Entangled state teleportation through a couple of quantum channels composed of XXZ dimers in an Ising-XXZ diamond chain

TL;DR

This paper investigates quantum teleportation of entangled states through infinite Ising-Heisenberg diamond chains with Heisenberg dimers, analyzing how system parameters affect teleportation fidelity and entanglement.

Contribution

It provides an analytical framework for understanding quantum teleportation in infinite chain models, including effects of magnetic fields, temperature, and coupling parameters.

Findings

Fidelity depends on coupling parameters, magnetic field, and temperature.

Successful teleportation regions are mapped in phase diagrams.

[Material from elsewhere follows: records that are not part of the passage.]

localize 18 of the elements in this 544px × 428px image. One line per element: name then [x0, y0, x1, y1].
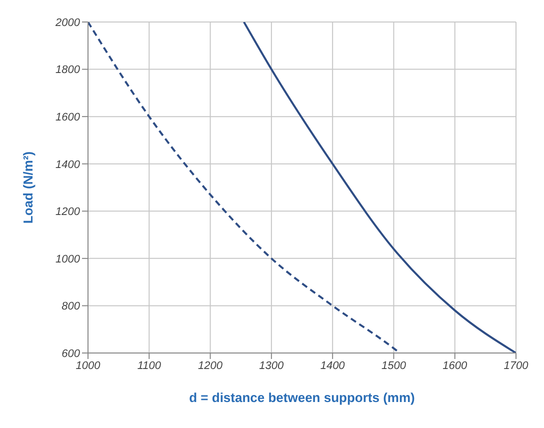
- x-tick-label: 1500: [381, 360, 407, 372]
- x-tick-label: 1700: [504, 360, 530, 372]
- x-axis-title: d = distance between supports (mm): [189, 390, 415, 405]
- x-tick-label: 1200: [198, 360, 224, 372]
- x-tick-label: 1100: [137, 360, 162, 372]
- y-tick-label: 2000: [54, 16, 81, 29]
- y-tick-label: 1200: [56, 206, 81, 218]
- x-tick-label: 1400: [320, 360, 346, 372]
- x-tick-label: 1600: [442, 360, 468, 372]
- x-tick-label: 1300: [259, 360, 285, 372]
- y-axis-title: Load (N/m²): [20, 151, 36, 224]
- y-tick-label: 1000: [56, 253, 81, 266]
- y-tick-label: 600: [62, 348, 81, 360]
- y-tick-label: 1600: [56, 111, 81, 124]
- y-tick-label: 800: [62, 300, 81, 313]
- y-tick-label: 1400: [56, 158, 81, 171]
- x-tick-label: 1000: [76, 360, 102, 372]
- y-tick-label: 1800: [56, 64, 81, 76]
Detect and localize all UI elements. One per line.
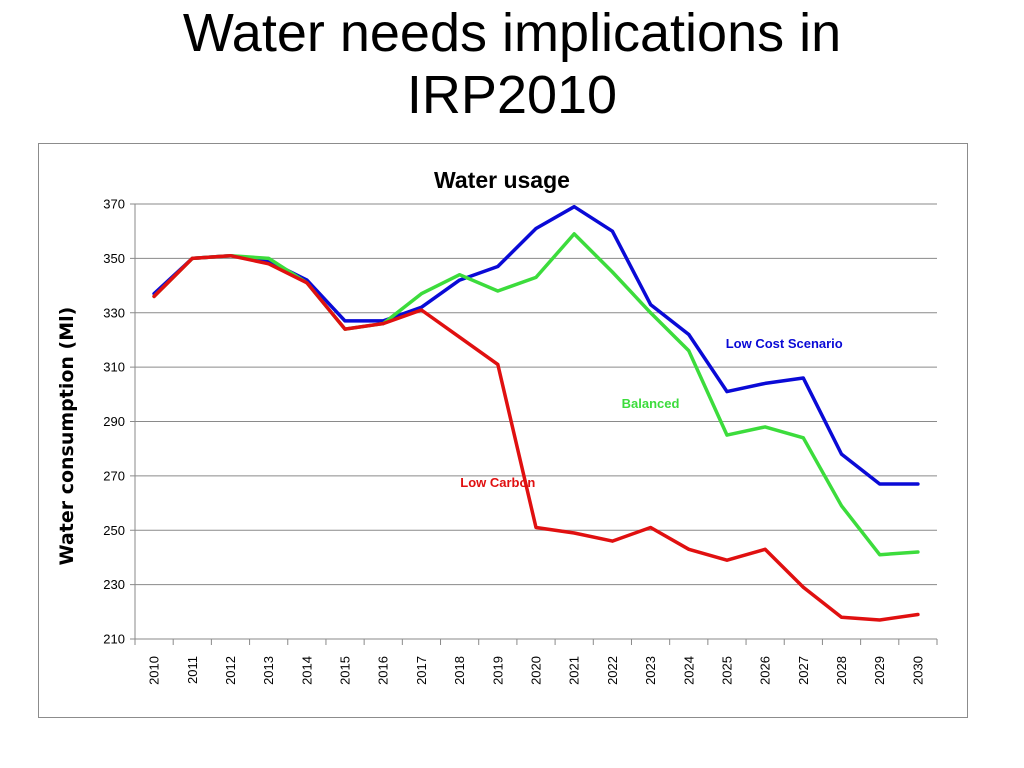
x-tick-label: 2024 xyxy=(681,656,696,685)
data-point-balanced xyxy=(801,436,805,440)
x-tick-label: 2012 xyxy=(223,656,238,685)
series-labels: Low Cost Scenario Balanced Low Carbon xyxy=(460,336,843,490)
data-point-low-cost-scenario xyxy=(916,482,920,486)
data-point-low-cost-scenario xyxy=(725,390,729,394)
data-point-balanced xyxy=(763,425,767,429)
series-line-balanced xyxy=(152,232,920,557)
x-tick-label: 2018 xyxy=(452,656,467,685)
data-point-balanced xyxy=(610,270,614,274)
data-point-balanced xyxy=(840,504,844,508)
x-tick-label: 2022 xyxy=(605,656,620,685)
data-point-balanced xyxy=(572,232,576,236)
y-tick-label: 330 xyxy=(103,305,125,320)
series-label-balanced: Balanced xyxy=(622,396,680,411)
x-tick-label: 2019 xyxy=(490,656,505,685)
x-tick-label: 2013 xyxy=(261,656,276,685)
data-point-balanced xyxy=(687,349,691,353)
data-point-balanced xyxy=(458,273,462,277)
data-point-balanced xyxy=(534,275,538,279)
data-point-low-cost-scenario xyxy=(343,319,347,323)
data-point-low-carbon xyxy=(190,256,194,260)
data-point-balanced xyxy=(878,553,882,557)
x-tick-label: 2027 xyxy=(796,656,811,685)
data-point-low-carbon xyxy=(840,615,844,619)
x-tick-label: 2015 xyxy=(338,656,353,685)
data-point-low-cost-scenario xyxy=(610,229,614,233)
data-point-balanced xyxy=(496,289,500,293)
data-point-low-carbon xyxy=(496,362,500,366)
data-point-low-carbon xyxy=(343,327,347,331)
data-point-low-cost-scenario xyxy=(419,305,423,309)
data-point-low-carbon xyxy=(419,308,423,312)
data-point-balanced xyxy=(725,433,729,437)
y-tick-label: 370 xyxy=(103,197,125,212)
x-tick-label: 2029 xyxy=(872,656,887,685)
axes: 210 230 250 270 290 310 330 350 370 2010 2011 2012 2… xyxy=(103,197,938,685)
x-tick-label: 2021 xyxy=(567,656,582,685)
data-point-low-carbon xyxy=(381,322,385,326)
x-tick-label: 2020 xyxy=(529,656,544,685)
data-point-low-cost-scenario xyxy=(840,452,844,456)
series-label-low-cost-scenario: Low Cost Scenario xyxy=(726,336,843,351)
y-tick-label: 230 xyxy=(103,577,125,592)
data-point-low-carbon xyxy=(878,618,882,622)
chart-title: Water usage xyxy=(434,167,570,193)
x-tick-label: 2011 xyxy=(185,656,200,684)
y-tick-label: 270 xyxy=(103,468,125,483)
y-tick-label: 210 xyxy=(103,632,125,647)
data-point-low-cost-scenario xyxy=(878,482,882,486)
data-point-low-cost-scenario xyxy=(458,278,462,282)
data-point-low-carbon xyxy=(305,281,309,285)
data-point-low-cost-scenario xyxy=(687,333,691,336)
data-point-low-carbon xyxy=(610,539,614,543)
data-point-low-carbon xyxy=(801,585,805,589)
data-point-low-carbon xyxy=(725,558,729,562)
data-point-low-carbon xyxy=(572,531,576,535)
data-point-low-carbon xyxy=(687,547,691,551)
data-point-low-cost-scenario xyxy=(763,381,767,385)
series-lines xyxy=(152,204,920,622)
y-tick-label: 310 xyxy=(103,360,125,375)
data-point-low-carbon xyxy=(916,613,920,617)
slide-title: Water needs implications in IRP2010 xyxy=(182,3,842,125)
data-point-low-cost-scenario xyxy=(496,265,500,269)
data-point-low-cost-scenario xyxy=(649,303,653,307)
x-tick-label: 2017 xyxy=(414,656,429,685)
data-point-low-cost-scenario xyxy=(534,226,538,230)
data-point-low-carbon xyxy=(458,335,462,339)
x-tick-label: 2014 xyxy=(299,656,314,685)
x-tick-label: 2026 xyxy=(758,656,773,685)
data-point-low-cost-scenario xyxy=(801,376,805,380)
data-point-balanced xyxy=(267,256,271,260)
x-tick-label: 2025 xyxy=(719,656,734,685)
data-point-low-carbon xyxy=(649,526,653,530)
x-tick-label: 2030 xyxy=(910,656,925,685)
x-tick-label: 2010 xyxy=(147,656,162,685)
data-point-balanced xyxy=(916,550,920,554)
data-point-balanced xyxy=(649,311,653,315)
x-tick-label: 2028 xyxy=(834,656,849,685)
x-tick-label: 2016 xyxy=(376,656,391,685)
data-point-low-carbon xyxy=(228,254,232,258)
series-label-low-carbon: Low Carbon xyxy=(460,475,535,490)
x-tick-label: 2023 xyxy=(643,656,658,685)
data-point-low-carbon xyxy=(534,526,538,530)
y-tick-label: 250 xyxy=(103,523,125,538)
y-tick-label: 290 xyxy=(103,414,125,429)
data-point-low-carbon xyxy=(152,294,156,298)
data-point-balanced xyxy=(419,292,423,296)
data-point-low-carbon xyxy=(267,262,271,266)
data-point-low-carbon xyxy=(763,547,767,551)
y-axis-label: Water consumption (Ml) xyxy=(56,307,78,566)
y-tick-label: 350 xyxy=(103,251,125,266)
data-point-low-cost-scenario xyxy=(572,205,576,209)
chart-frame xyxy=(38,143,968,718)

Output entanglement correlates with channel entanglement and fidelity.

Abstract

The quantum teleportation plays an important role in quantum information process, in this sense, the quantum entanglement properties involving an infinite chain structure is quite remarkable because real materials could be well represented by an infinite chain. We study the teleportation of an entangled state through a couple of quantum channels, composed by Heisenberg dimers in an infinite Ising-Heisenberg diamond chain, the couple of chains are considered sufciently far away from each other to be ignored the any interaction between them . To teleporting a couple of qubits through the quantum channel, we need to find the average density operator for Heisenberg spin dimers, which will be used as quantum channels. Assuming the input state as a pure state, we can apply the concept of fidelity as a useful measurement of teleportation performance of a quantum channel. Using the standard teleportation protocol, we have derived an analytical expression for the output concurrence, fidelity, and average fidelity. We study in detail the effects of coupling parameters, external magnetic field and temperature dependence of quantum teleportation. Finally, we explore the relations between entanglement of the quantum channel, the output entanglement and the average fidelity of the system. Through a kind of phase diagram as a function of Ising-Heisenberg diamond chain model parameters, we illustrate where the quantum teleportation will succeed and a region where the quantum teleportation could fail.